Letter: Langley Township’s planning flawed on Fernridge project

A Langley resident suggests better ways to handle traffic at a South Langley development.

Dear Editor,

Pre-planned Traffic jams… or proper traffic design?

Re: Brookswood – Fernridge

Proposed 43 lot subdivision, (10.5 acres) bounding east side of 200th Street between 35 Avenue, 36 Avenue and Noel Booth Park.

The third reading for the above subdivision at the Nov. 27, 2017 Township council meeting was denied (thankfully) and sent back to staff for further review, plus another public hearing if necessary.

Why is the most prominent single family subdivision on 200th Street and 36th Avenue, near the future Town Centre getting screwed up?

The intersections of 200th Street at 35th and 36th Avenues are already a traffic problem, especially at school pick-up and drop-off times.

Shouldn’t we be trying to disperse and move traffic efficiently rather than forcing people into traffic jam congestion delays?

We should be treating these intersections at 200th Street with major importance to handle long-term traffic functions 25 years out without being distracted by special interest groups.

At issue here is a proposed 43-lot subdivision with only one access/egress off of 35th Avenue which is a dead-end road serving Noel Booth Elementary School.

Probably 85 per cent of the traffic generated by the school comes from the built part of Brookswood or north of 35th Avenue.

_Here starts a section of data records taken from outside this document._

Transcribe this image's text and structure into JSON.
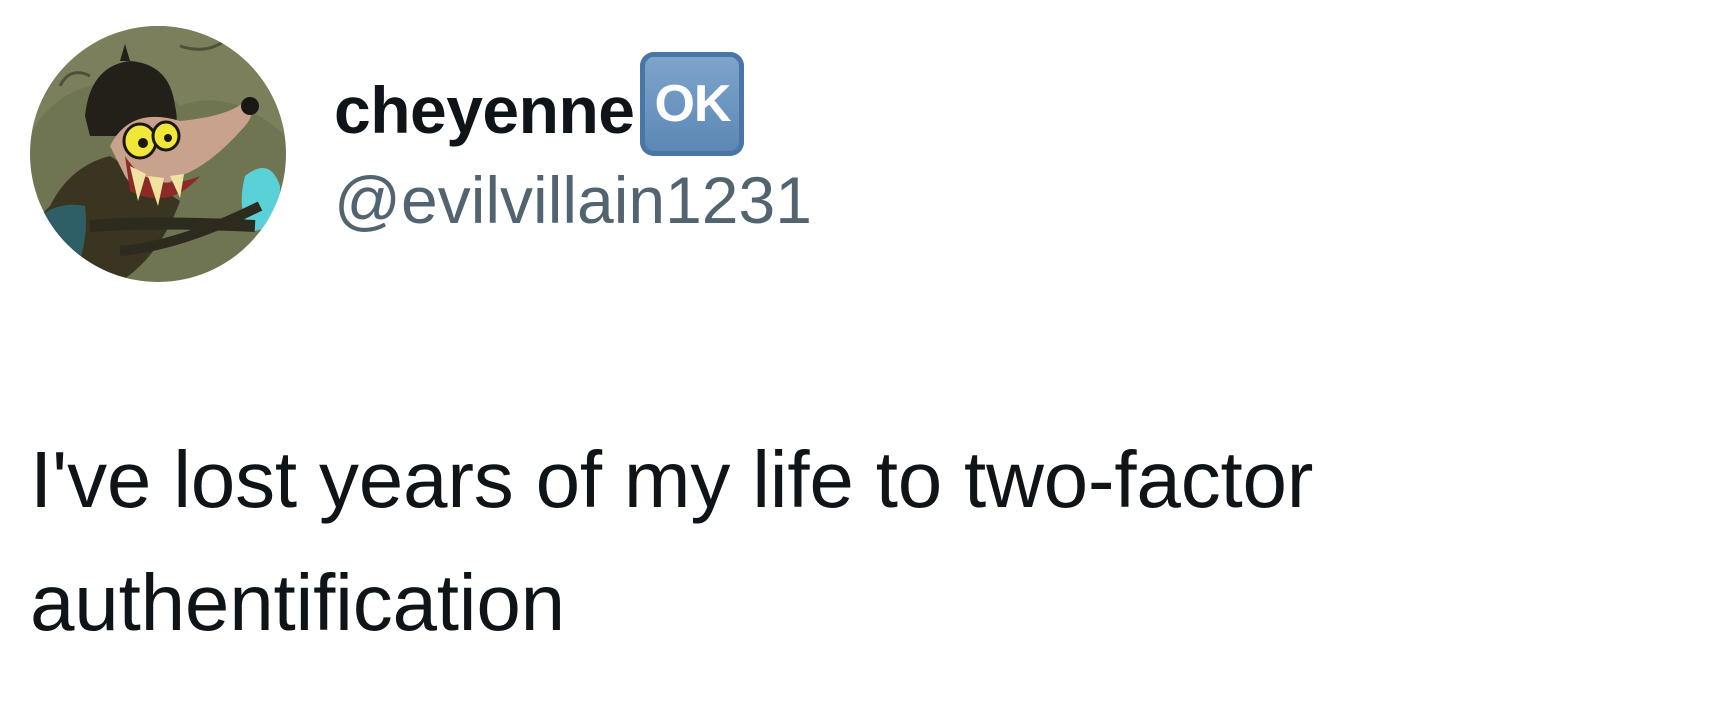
{
  "tweet": {
    "display_name": "cheyenne",
    "badge_text": "OK",
    "handle": "@evilvillain1231",
    "text": "I've lost years of my life to two-factor authentification",
    "avatar_icon": "cartoon-villain-avatar",
    "badge_icon": "ok-button-emoji"
  },
  "colors": {
    "text_primary": "#0f1419",
    "text_secondary": "#536471",
    "badge_blue": "#5b86b4"
  }
}
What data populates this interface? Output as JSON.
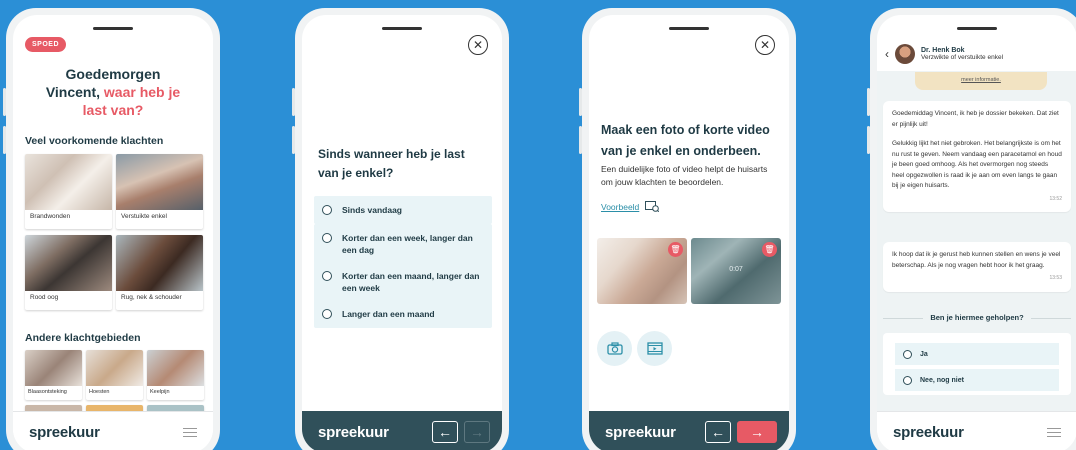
{
  "brand": {
    "logo": "spreekuur",
    "accent": "#e75a65",
    "dark": "#30505a",
    "background": "#2b8fd6"
  },
  "screen1": {
    "badge": "SPOED",
    "greeting_line1": "Goedemorgen",
    "greeting_name": "Vincent,",
    "greeting_accent1": "waar heb je",
    "greeting_accent2": "last van?",
    "common_title": "Veel voorkomende klachten",
    "common_items": [
      "Brandwonden",
      "Verstuikte enkel",
      "Rood oog",
      "Rug, nek & schouder"
    ],
    "other_title": "Andere klachtgebieden",
    "other_items": [
      "Blaasontsteking",
      "Hoesten",
      "Keelpijn"
    ]
  },
  "screen2": {
    "question": "Sinds wanneer heb je last van je enkel?",
    "options": [
      "Sinds vandaag",
      "Korter dan een week, langer dan een dag",
      "Korter dan een maand, langer dan een week",
      "Langer dan een maand"
    ]
  },
  "screen3": {
    "title": "Maak een foto of korte video van je enkel en onderbeen.",
    "body": "Een duidelijke foto of video helpt de huisarts om jouw klachten te beoordelen.",
    "example_link": "Voorbeeld",
    "video_duration": "0:07"
  },
  "screen4": {
    "doctor_name": "Dr. Henk Bok",
    "subject": "Verzwikte of verstuikte enkel",
    "notice_link": "meer informatie.",
    "message1_p1": "Goedemiddag Vincent, ik heb je dossier bekeken. Dat ziet er pijnlijk uit!",
    "message1_p2": "Gelukkig lijkt het niet gebroken. Het belangrijkste is om het nu rust te geven. Neem vandaag een paracetamol en houd je been goed omhoog. Als het overmorgen nog steeds heel opgezwollen is raad ik je aan om even langs te gaan bij je eigen huisarts.",
    "message1_time": "13:52",
    "message2": "Ik hoop dat ik je gerust heb kunnen stellen en wens je veel beterschap. Als je nog vragen hebt hoor ik het graag.",
    "message2_time": "13:53",
    "question": "Ben je hiermee geholpen?",
    "answers": [
      "Ja",
      "Nee, nog niet"
    ]
  },
  "nav": {
    "back_arrow": "←",
    "next_arrow": "→",
    "close": "✕"
  }
}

How such an inferior design got this far (to third reading) without resolving the most important issues is troubling.

Upon inquiring with the planning staff and traffic engineer, it is they who have been the impetus resisting the most obvious necessary solutions.

Staff are taking an unyielding stand that there should be no more access’s to 36th Avenue based only because 36th Avenue is two-lane arterial.

This is not a valid argument as there are and will be many more subdivision and local roads accessing arterial roads.

Half of this 43-lot subdivision shared with 35th Avenue will be a very minor contribution.

It was painful to watch council go through contortions trying to avoid the obvious lone solution staring everyone in the face, which is to provide the second access/egress off 36th Avenue via the subdivision’s north/south through road.

Council and the public should be shown traffic and road upgrade plans integrated with subdivision layout plans, prior to the public hearing stage.

1. Developers are required to do $ improvements up to the centre-line of streets and intersections. ‘Not the Taxpayer’

This developer should provide the necessary road dedications and;

– Install on 200th Street northbound, a right turn lane onto 36th Avenue.

– Install on the south side of 36th Avenue, an extra traffic lane for the entire length of the subdivision plus 30m (100’).

This road lane will serve traffic merging, the subdivision access/egress and also replace the existing transit bus stop.

2. The concern of school traffic going through the subdivision north/south road should be a positive opportunity to relieve the 35th Avenue/200th Street congestion and the design of the north/south subdivision road should be upgraded to facilitate through traffic as follows;

– 1.5 m (5’) sidewalks both sides, on grassed boulevards.

– parking lane both sides,

– bike lane both sides

– two traffic lanes with dotted white centre-line.

– marked crosswalks etc.

With new subdivisions, we cannot sacrifice safety and proper road design for the sake of a few trees, a few lots, or a slight increase in traffic.

Regarding trees, you can always plant new trees but you can’t redesign a subdivision and acquire road dedications after it’s built.